A former Ukip MEP will be sentenced today for fraudulently claiming almost £500,000 in European Parliament expenses.
Ashley Mote, 79, was convicted in May of 12 fraud-related offences and of using the gains to fund his court battles in the UK.
A jury at London's Southwark Crown Court found him guilty of four counts of obtaining a money transfer by deception, three of false accounting, two of fraud, and one each of acquiring criminal property, concealing criminal property and theft.
The offences took place between November 2004 and July 2010.
Mote, of Binsted, Hampshire, will appear at the same court on conditional bail for sentencing today.

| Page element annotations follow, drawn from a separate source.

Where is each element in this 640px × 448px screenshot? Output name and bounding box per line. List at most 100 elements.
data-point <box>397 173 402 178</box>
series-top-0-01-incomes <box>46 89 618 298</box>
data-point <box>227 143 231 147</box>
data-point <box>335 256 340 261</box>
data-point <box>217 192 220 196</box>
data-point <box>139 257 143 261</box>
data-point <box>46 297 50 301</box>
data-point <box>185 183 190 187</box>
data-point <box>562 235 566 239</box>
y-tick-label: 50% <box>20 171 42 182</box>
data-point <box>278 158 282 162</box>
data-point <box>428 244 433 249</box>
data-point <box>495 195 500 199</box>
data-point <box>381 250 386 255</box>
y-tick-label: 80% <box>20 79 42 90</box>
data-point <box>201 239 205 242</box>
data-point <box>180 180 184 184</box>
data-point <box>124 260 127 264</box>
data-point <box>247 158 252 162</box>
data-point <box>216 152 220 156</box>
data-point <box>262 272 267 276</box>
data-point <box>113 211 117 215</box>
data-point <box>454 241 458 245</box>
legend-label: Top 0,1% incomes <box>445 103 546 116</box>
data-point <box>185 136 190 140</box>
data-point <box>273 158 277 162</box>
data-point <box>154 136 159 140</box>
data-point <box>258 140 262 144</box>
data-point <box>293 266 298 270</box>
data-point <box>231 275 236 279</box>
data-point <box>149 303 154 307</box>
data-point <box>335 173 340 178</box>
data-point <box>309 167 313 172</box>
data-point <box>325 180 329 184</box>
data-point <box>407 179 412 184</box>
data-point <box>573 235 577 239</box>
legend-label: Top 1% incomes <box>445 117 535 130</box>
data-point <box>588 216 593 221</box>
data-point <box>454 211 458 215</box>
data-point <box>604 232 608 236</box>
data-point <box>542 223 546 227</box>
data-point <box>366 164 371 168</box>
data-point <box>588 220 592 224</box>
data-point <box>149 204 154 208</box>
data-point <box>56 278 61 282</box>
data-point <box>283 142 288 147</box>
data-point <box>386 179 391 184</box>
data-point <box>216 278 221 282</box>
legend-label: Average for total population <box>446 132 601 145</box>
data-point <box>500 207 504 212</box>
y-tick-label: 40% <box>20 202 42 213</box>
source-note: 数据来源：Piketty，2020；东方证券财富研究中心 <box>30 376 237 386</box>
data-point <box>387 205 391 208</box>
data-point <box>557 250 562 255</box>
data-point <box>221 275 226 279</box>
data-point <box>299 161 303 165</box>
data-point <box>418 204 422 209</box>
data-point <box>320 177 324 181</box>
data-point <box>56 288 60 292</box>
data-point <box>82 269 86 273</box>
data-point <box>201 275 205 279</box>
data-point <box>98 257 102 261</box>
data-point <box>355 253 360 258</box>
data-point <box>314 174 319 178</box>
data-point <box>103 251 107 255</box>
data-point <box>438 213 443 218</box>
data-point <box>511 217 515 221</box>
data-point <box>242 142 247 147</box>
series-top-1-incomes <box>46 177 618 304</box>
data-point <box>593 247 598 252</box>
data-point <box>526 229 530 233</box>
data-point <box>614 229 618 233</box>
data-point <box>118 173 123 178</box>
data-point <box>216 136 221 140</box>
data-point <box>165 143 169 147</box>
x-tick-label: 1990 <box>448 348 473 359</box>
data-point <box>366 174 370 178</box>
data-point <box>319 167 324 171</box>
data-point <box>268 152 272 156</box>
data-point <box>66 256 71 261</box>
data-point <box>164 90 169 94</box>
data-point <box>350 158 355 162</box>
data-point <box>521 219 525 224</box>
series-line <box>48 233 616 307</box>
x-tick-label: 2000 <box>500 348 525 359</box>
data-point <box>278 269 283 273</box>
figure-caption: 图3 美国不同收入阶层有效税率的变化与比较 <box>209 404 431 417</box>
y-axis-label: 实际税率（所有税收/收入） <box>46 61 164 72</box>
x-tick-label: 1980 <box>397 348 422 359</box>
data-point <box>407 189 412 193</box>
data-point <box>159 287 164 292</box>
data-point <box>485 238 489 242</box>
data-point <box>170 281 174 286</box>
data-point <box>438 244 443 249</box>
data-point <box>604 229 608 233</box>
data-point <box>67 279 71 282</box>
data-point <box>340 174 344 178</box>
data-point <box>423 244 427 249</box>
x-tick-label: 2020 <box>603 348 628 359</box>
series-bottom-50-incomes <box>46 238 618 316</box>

Following his conviction, Mr Justice Stuart Smith said: ''He must appreciate that there is a very strong likelihood that a custodial sentence will follow.''
Mote submitted numerous false claims for parliamentary assistance allowance, which was supposed to be for work that organisations had carried out on his behalf.
He dishonestly obtained approximately 355,000 euro and £184,000 of allowances to which he was not entitled.
Between 2004, when he was elected MEP, and 2009, he claimed a total of £750,000 in parliamentary assistance allowance - taking into account his legitimate claims and fraudulent activity.
Mote was elected as a Ukip MEP for South East England in 2004, but shortly before he took up his seat he was thrown out of Nigel Farage's party because he was being prosecuted by the Department for Work and Pensions for benefit fraud.
He sat as an independent MEP until 2009, when he decided not to stand for re-election.